Here we are at the old Seventies Building where they trained to be missionaries before going out all over the world to teach people.

We also went to a old fashioned schoolhouse. At Nauvoo, even the grown ups had to go to school because they needed to learn English too, because they had come from many countries to Nauvoo. The kids also had to write on slates. they were just like chalkboards, but heavier!

Another one of my favorite activities was going to the bakery. They used to have to cook their food in brick ovens. They did not have exact temperatures, like preheat at 300 degrees for 30 minutes. You would just guess, by feeling around, how hot or cold it was, and then guess the number of minutes that you would need to cook it for. I think that that would be pretty hard. Anyway, after that, he lady gave us free gingerbread cookies.Yum!

We also went to the family living center. At the family living center, there are 7 stations where you can learn about things, like rope making, or how the pioneers made rugs out of old clothes, but it was going to close in 10 minutes, so we could only pick one thing  to do. The boys made ropes, and my mom and I (and Ashton) learned about how they make bread in a brick oven. Then we got a piece of bread. It was good.

We also made hats, and got to be in a parade before the showing of Sunset on the Mississippi.
The parade:

Sunset on the Mississippi was a great play. It was really, really funny. My favorite part was when 3 missionaries did a funny song about how many bugs there were in Nauvoo: “Grab a can of Off, and spray with me.” There were lots and lots of funny dances, and songs.

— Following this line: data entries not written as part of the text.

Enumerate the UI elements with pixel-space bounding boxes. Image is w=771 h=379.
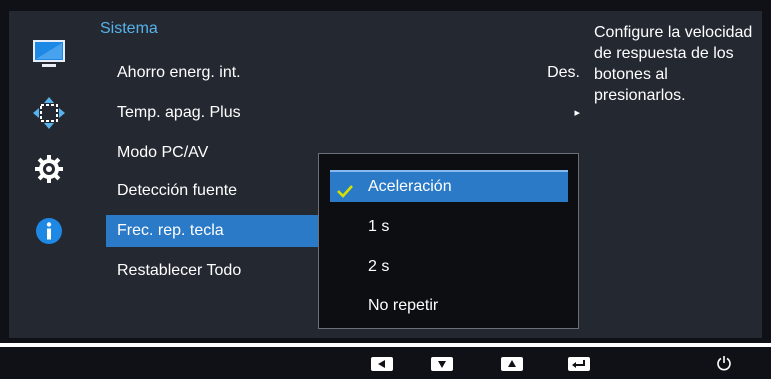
down-arrow-icon[interactable]	[431, 357, 453, 371]
menu-item-label: Ahorro energ. int.	[117, 64, 241, 81]
option-label: No repetir	[368, 297, 439, 314]
option-label: 1 s	[368, 218, 390, 235]
position-arrows-icon[interactable]	[31, 95, 67, 131]
option-label: Aceleración	[368, 178, 452, 195]
power-icon[interactable]	[715, 354, 733, 372]
up-arrow-icon[interactable]	[501, 357, 523, 371]
osd-window: Sistema Ahorro energ. int. Des. Temp. ap…	[0, 0, 771, 343]
menu-item-label: Modo PC/AV	[117, 144, 209, 161]
option-2s[interactable]: 2 s	[330, 251, 568, 283]
option-label: 2 s	[368, 258, 390, 275]
enter-icon[interactable]	[568, 357, 590, 371]
info-icon[interactable]	[31, 213, 67, 249]
menu-item-label: Restablecer Todo	[117, 262, 242, 279]
gear-icon[interactable]	[31, 151, 67, 187]
option-aceleracion[interactable]: Aceleración	[330, 170, 568, 202]
menu-item-frec-rep-tecla[interactable]: Frec. rep. tecla	[106, 215, 336, 247]
checkmark-icon	[336, 179, 354, 209]
help-panel: Configure la velocidad de respuesta de l…	[591, 11, 762, 338]
repeat-rate-dropdown: Aceleración 1 s 2 s No repetir	[318, 153, 579, 329]
sidebar-icon-column	[9, 11, 89, 338]
menu-title: Sistema	[100, 20, 158, 37]
menu-item-label: Detección fuente	[117, 182, 238, 199]
left-arrow-icon[interactable]	[371, 357, 393, 371]
menu-item-label: Temp. apag. Plus	[117, 104, 241, 121]
menu-item-ahorro-energ[interactable]: Ahorro energ. int. Des.	[106, 57, 594, 89]
menu-item-label: Frec. rep. tecla	[117, 222, 224, 239]
help-text: Configure la velocidad de respuesta de l…	[594, 24, 753, 104]
bottom-control-bar	[0, 347, 771, 379]
monitor-icon[interactable]	[31, 36, 67, 72]
menu-item-value: Des.	[547, 64, 580, 81]
option-no-repetir[interactable]: No repetir	[330, 290, 568, 322]
option-1s[interactable]: 1 s	[330, 211, 568, 243]
submenu-arrow-icon: ▸	[574, 107, 580, 119]
menu-item-temp-apag-plus[interactable]: Temp. apag. Plus ▸	[106, 97, 594, 129]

After that there was an a cappella concert, but we could not stay for that, because we wanted to go to see the temple. The temple was so beautiful. Especially because there was a beautiful sunset.

Here's us with a view of the Mississippi plus a statue of Joseph Smith and his brother Hyrum as they said goodbye to their families and the beautiful city of Nauvoo that they worked so hard to build and set off to go to trial for charges that weren't fair. They both ended up being killed by a mob at the jail. So sad.

You could really feel the spirit at the temple.  I thought that the temple was so cool. I liked how they rebuilt the temple to be just like it was before.

On our way to the hotel, we went to Joseph Smith's homes. He first had a log home, and then a nice home called the Mansion House. His family only lived in 3 rooms of the Mansion House, and the rest of it was a hotel. We also got to see the brick store where people could buy stuff and Joseph could earn some money. Above the store was where he had all the meetings for the church.

Overall, Nauvoo, was SO fun. I want to go there again and learn even more.


Eyrealm said...

Eliza, what a fabulous post! You are an amazing writer and observer! Think of how many things you learned, not only at Nauvoo but at every place you've visited. You are now an official nationwide traveler. You probably know about the United States than anyone you know. So proud of you!

Excellent, exciitng and engaging report on a very special place!

Rachelle said...

SO what to go there!! LOVE this post!

Cheryl said...

We are going to Nauvoo next month and your post made us so excited to go there!